Why does AI produce generic output?
AI produces generic output when it doesn’t have enough context about who you are, what you do, or how you want the response to sound. Without context, AI defaults to the most common, middle-of-the-road version of whatever you asked for, which is why so much AI-generated content sounds like it was written by a committee.
The fix isn’t a better prompt, it’s better context. Give AI your specific background, voice, products, and examples of good work, and the same prompt will produce dramatically more personalized output.
How do I start building AI context for my business?
Start by picking one area with clear boundaries: your personal brand, one customer-facing team, or one specific use case. Gather the foundational documents (bios, brand voice, playbooks, customer data, product details) and review them honestly for quality and accuracy before loading them in.
Expect to find gaps and cleanup work along the way. Most companies discover their processes were never documented, their CRM data is messy, or their style guide is out of date. That cleanup is the work. The organizations that do it first build a durable AI advantage.
Is building AI context worth the time investment?
Yes, because context compounds. Every hour you invest in building good context pays off every time you or your team uses AI from that point forward, across any model or tool. Unlike prompts, which have to be rewritten each time, context is reusable, portable, and keeps working as AI improves.
It’s also one of the few AI investments that can’t be commoditized. Competitors can buy the same AI tools you’re buying, but they can’t buy your institutional knowledge. That’s the moat.
Who should own AI context inside an organization?
AI context is not an IT job. It’s a strategic role that touches every function, so it needs to sit with someone who has cross-functional authority and business perspective. Some organizations are creating dedicated roles (Head of AI Context, Knowledge Architect, or similar). Others are assigning it to leaders in operations, marketing, or transformation.

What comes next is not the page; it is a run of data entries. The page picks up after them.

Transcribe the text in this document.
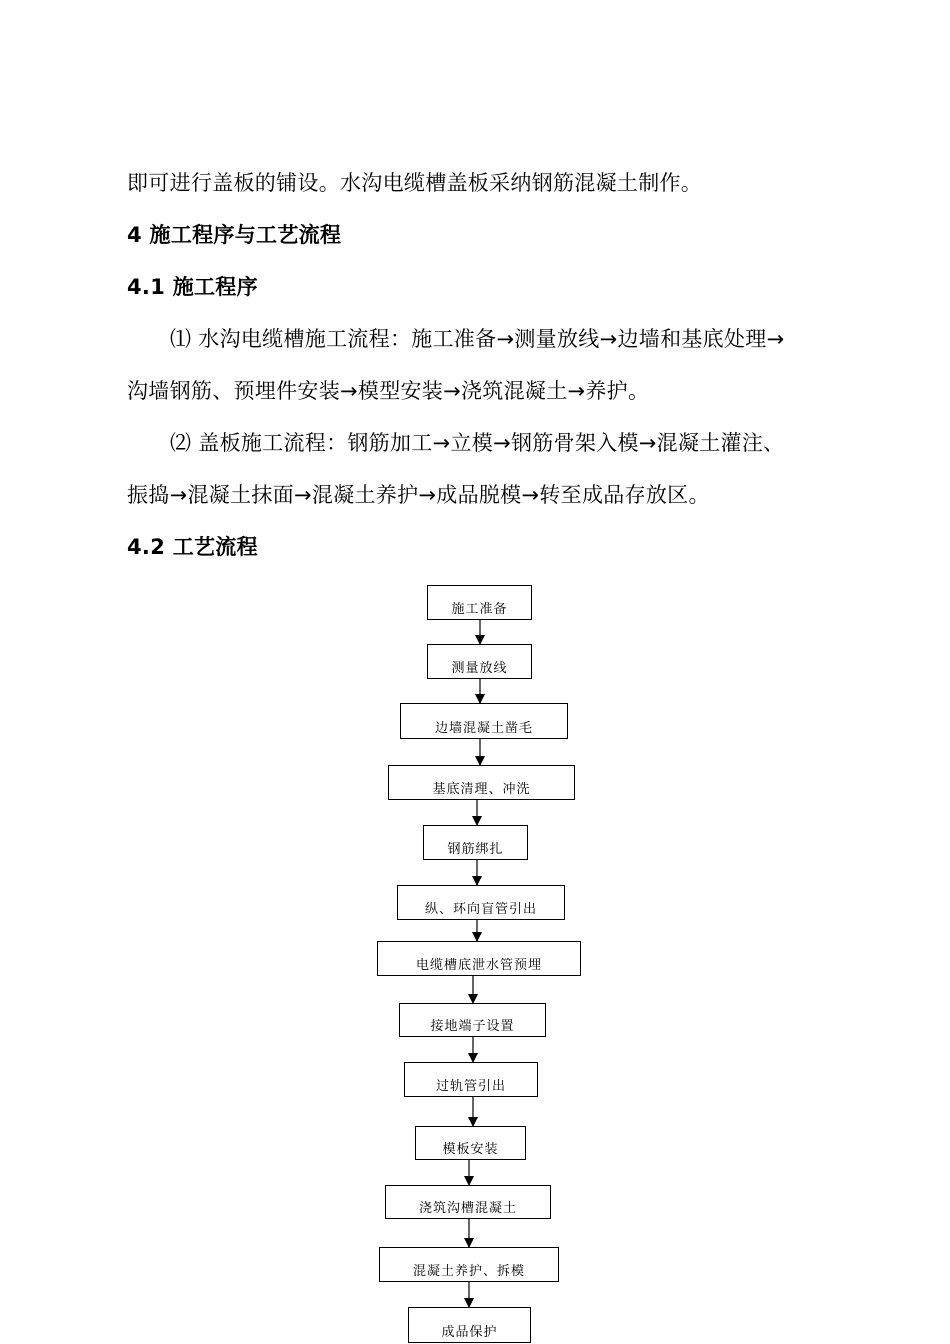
即可进行盖板的铺设。水沟电缆槽盖板采纳钢筋混凝土制作。
4 施工程序与工艺流程
4.1 施工程序
⑴ 水沟电缆槽施工流程：施工准备→测量放线→边墙和基底处理→
沟墙钢筋、预埋件安装→模型安装→浇筑混凝土→养护。
⑵ 盖板施工流程：钢筋加工→立模→钢筋骨架入模→混凝土灌注、
振捣→混凝土抹面→混凝土养护→成品脱模→转至成品存放区。
4.2 工艺流程
施工准备
测量放线
边墙混凝土凿毛
基底清理、冲洗
钢筋绑扎
纵、环向盲管引出
电缆槽底泄水管预埋
接地端子设置
过轨管引出
模板安装
浇筑沟槽混凝土
混凝土养护、拆模
成品保护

The worst outcome is leaving it unowned. When nobody owns context, nobody builds it, and the AI advantage goes to the competitor who figured out the org chart first.

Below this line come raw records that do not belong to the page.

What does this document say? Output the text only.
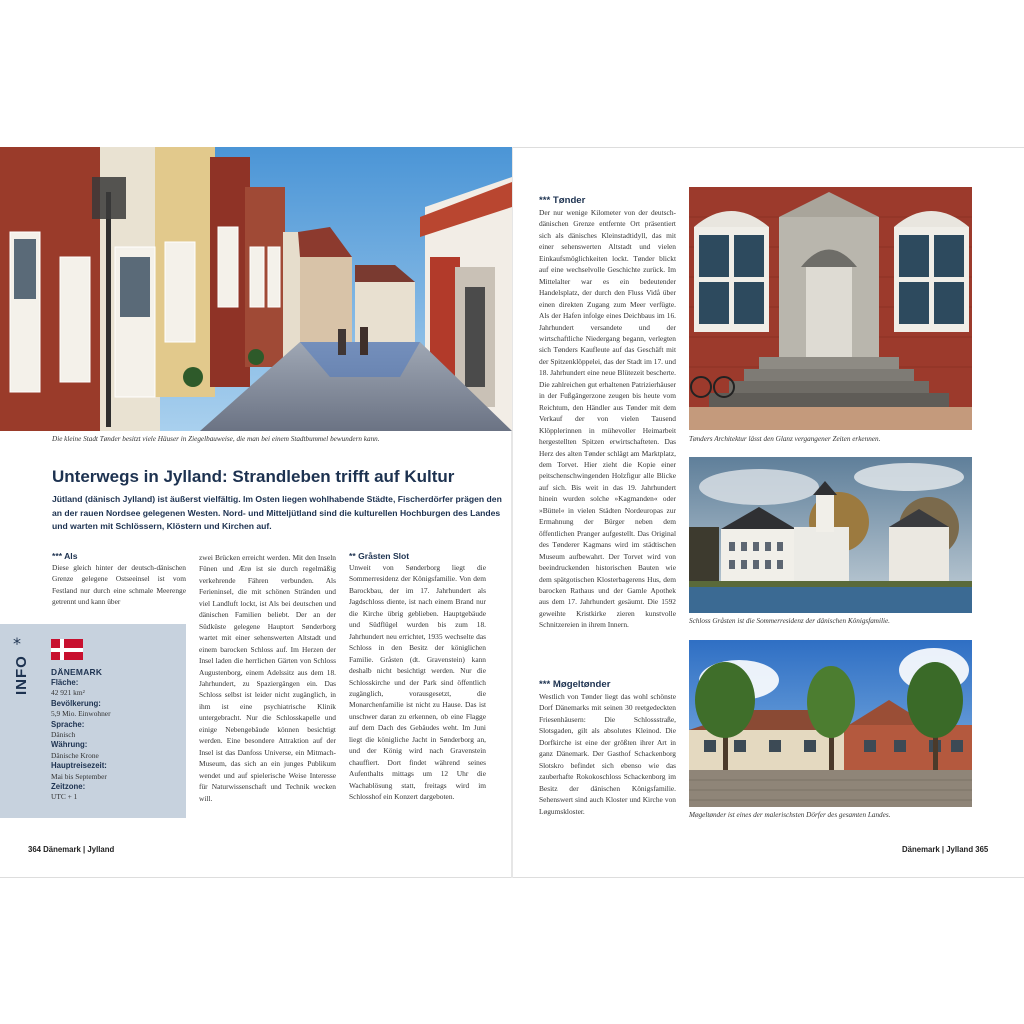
Die kleine Stadt Tønder besitzt viele Häuser in Ziegelbauweise, die man bei einem Stadtbummel bewundern kann.
Unterwegs in Jylland: Strandleben trifft auf Kultur
Jütland (dänisch Jylland) ist äußerst vielfältig. Im Osten liegen wohlhabende Städte, Fischerdörfer prägen den an der rauen Nordsee gelegenen Westen. Nord- und Mitteljütland sind die kulturellen Hochburgen des Landes und warten mit Schlössern, Klöstern und Kirchen auf.
*** Als

Diese gleich hinter der deutsch-dänischen Grenze gelegene Ostseeinsel ist vom Festland nur durch eine schmale Meerenge getrennt und kann über

INFO
*
DÄNEMARK
Fläche:
42 921 km²
Bevölkerung:
5,9 Mio. Einwohner
Sprache:
Dänisch
Währung:
Dänische Krone
Hauptreisezeit:
Mai bis September
Zeitzone:
UTC + 1

zwei Brücken erreicht werden. Mit den Inseln Fünen und Ærø ist sie durch regelmäßig verkehrende Fähren verbunden. Als Ferieninsel, die mit schönen Stränden und viel Landluft lockt, ist Als bei deutschen und dänischen Familien beliebt. Der an der Südküste gelegene Hauptort Sønderborg wartet mit einer sehenswerten Altstadt und einem barocken Schloss auf. Im Herzen der Insel laden die herrlichen Gärten von Schloss Augustenborg, einem Adelssitz aus dem 18. Jahrhundert, zu Spaziergängen ein. Das Schloss selbst ist leider nicht zugänglich, in ihm ist eine psychiatrische Klinik untergebracht. Nur die Schlosskapelle und einige Nebengebäude können besichtigt werden. Eine besondere Attraktion auf der Insel ist das Danfoss Universe, ein Mitmach-Museum, das sich an ein junges Publikum wendet und auf spielerische Weise Interesse für Naturwissenschaft und Technik wecken will.

** Gråsten Slot

Unweit von Sønderborg liegt die Sommerresidenz der Königsfamilie. Von dem Barockbau, der im 17. Jahrhundert als Jagdschloss diente, ist nach einem Brand nur die Kirche übrig geblieben. Hauptgebäude und Südflügel wurden bis zum 18. Jahrhundert neu errichtet, 1935 wechselte das Schloss in den Besitz der königlichen Familie. Gråsten (dt. Gravenstein) kann deshalb nicht besichtigt werden. Nur die Schlosskirche und der Park sind öffentlich zugänglich, vorausgesetzt, die Monarchenfamilie ist nicht zu Hause. Das ist unschwer daran zu erkennen, ob eine Flagge auf dem Dach des Gebäudes weht. Im Juni liegt die königliche Jacht in Sønderborg an, und der König wird nach Gravenstein chauffiert. Dort findet während seines Aufenthalts mittags um 12 Uhr die Wachablösung statt, freitags wird im Schlosshof ein Konzert dargeboten.

364 Dänemark | Jylland
*** Tønder

Der nur wenige Kilometer von der deutsch-dänischen Grenze entfernte Ort präsentiert sich als dänisches Kleinstadtidyll, das mit einer sehenswerten Altstadt und vielen Einkaufsmöglichkeiten lockt. Tønder blickt auf eine wechselvolle Geschichte zurück. Im Mittelalter war es ein bedeutender Handelsplatz, der durch den Fluss Vidå über einen direkten Zugang zum Meer verfügte. Als der Hafen infolge eines Deichbaus im 16. Jahrhundert versandete und der wirtschaftliche Niedergang begann, verlegten sich Tønders Kaufleute auf das Geschäft mit der Spitzenklöppelei, das der Stadt im 17. und 18. Jahrhundert eine neue Blütezeit bescherte. Die zahlreichen gut erhaltenen Patrizierhäuser in der Fußgängerzone zeugen bis heute vom Reichtum, den Händler aus Tønder mit dem Verkauf der von vielen Tausend Klöpplerinnen in mühevoller Heimarbeit hergestellten Spitzen erwirtschafteten. Das Herz des alten Tønder schlägt am Marktplatz, dem Torvet. Hier zieht die Kopie einer peitschenschwingenden Holzfigur alle Blicke auf sich. Bis weit in das 19. Jahrhundert hinein wurden solche »Kagmanden« oder »Büttel« in vielen Städten Nordeuropas zur Ermahnung der Bürger neben dem öffentlichen Pranger aufgestellt. Das Original des Tønderer Kagmans wird im städtischen Museum aufbewahrt. Der Torvet wird von beeindruckenden historischen Bauten wie dem spätgotischen Klosterbagerens Hus, dem barocken Rathaus und der Gamle Apothek aus dem 17. Jahrhundert gesäumt. Die 1592 geweihte Kristkirke zieren kunstvolle Schnitzereien in ihrem Innern.

*** Møgeltønder

Westlich von Tønder liegt das wohl schönste Dorf Dänemarks mit seinen 30 reetgedeckten Friesenhäusern: Die Schlossstraße, Slotsgaden, gilt als absolutes Kleinod. Die Dorfkirche ist eine der größten ihrer Art in ganz Dänemark. Der Gasthof Schackenborg Slotskro befindet sich ebenso wie das zauberhafte Rokokoschloss Schackenborg im Besitz der dänischen Königsfamilie. Sehenswert sind auch Kloster und Kirche von Løgumskloster.

Tønders Architektur lässt den Glanz vergangener Zeiten erkennen.
Schloss Gråsten ist die Sommerresidenz der dänischen Königsfamilie.
Møgeltønder ist eines der malerischsten Dörfer des gesamten Landes.
Dänemark | Jylland 365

What’s the difference between context and prompting?
Prompting is what you ask AI to do in the moment. Context is everything AI knows about you, your business, and your goals before you ask. Prompting lives in the specific interaction. Context lives across all of them.
Good context reduces how much prompting work you have to do. Instead of explaining who you are, what you sell, and how you sound every single time, you set that up once in context and then focus your prompts on the actual task. Context is also what makes AI consistent across multiple users, tools, and agents.
Can competitors copy my AI context?
They can copy the idea of building context. They can’t copy the content. Your organizational context, your client history, your internal playbooks, your institutional memory, and the specific way your people make decisions, is genuinely proprietary and built over years of doing the actual work.
This is why context, not AI tools, is where durable competitive advantage is being built right now. Tools are the floor. Context is how you build the second story on top of it.
Does AI context replace prompt engineering?
No, it augments it. Even with excellent context, you still need to ask AI the right questions in the right way to get the best results. What good context does is reduce the amount of work each individual prompt has to do. Instead of using half your prompt to establish background, you can use all of it to focus on the actual task.
For most business users, the shift from prompt-heavy to context-heavy AI use is the single biggest productivity jump available, and it’s one competitors who haven’t made it yet won’t be able to catch up on quickly.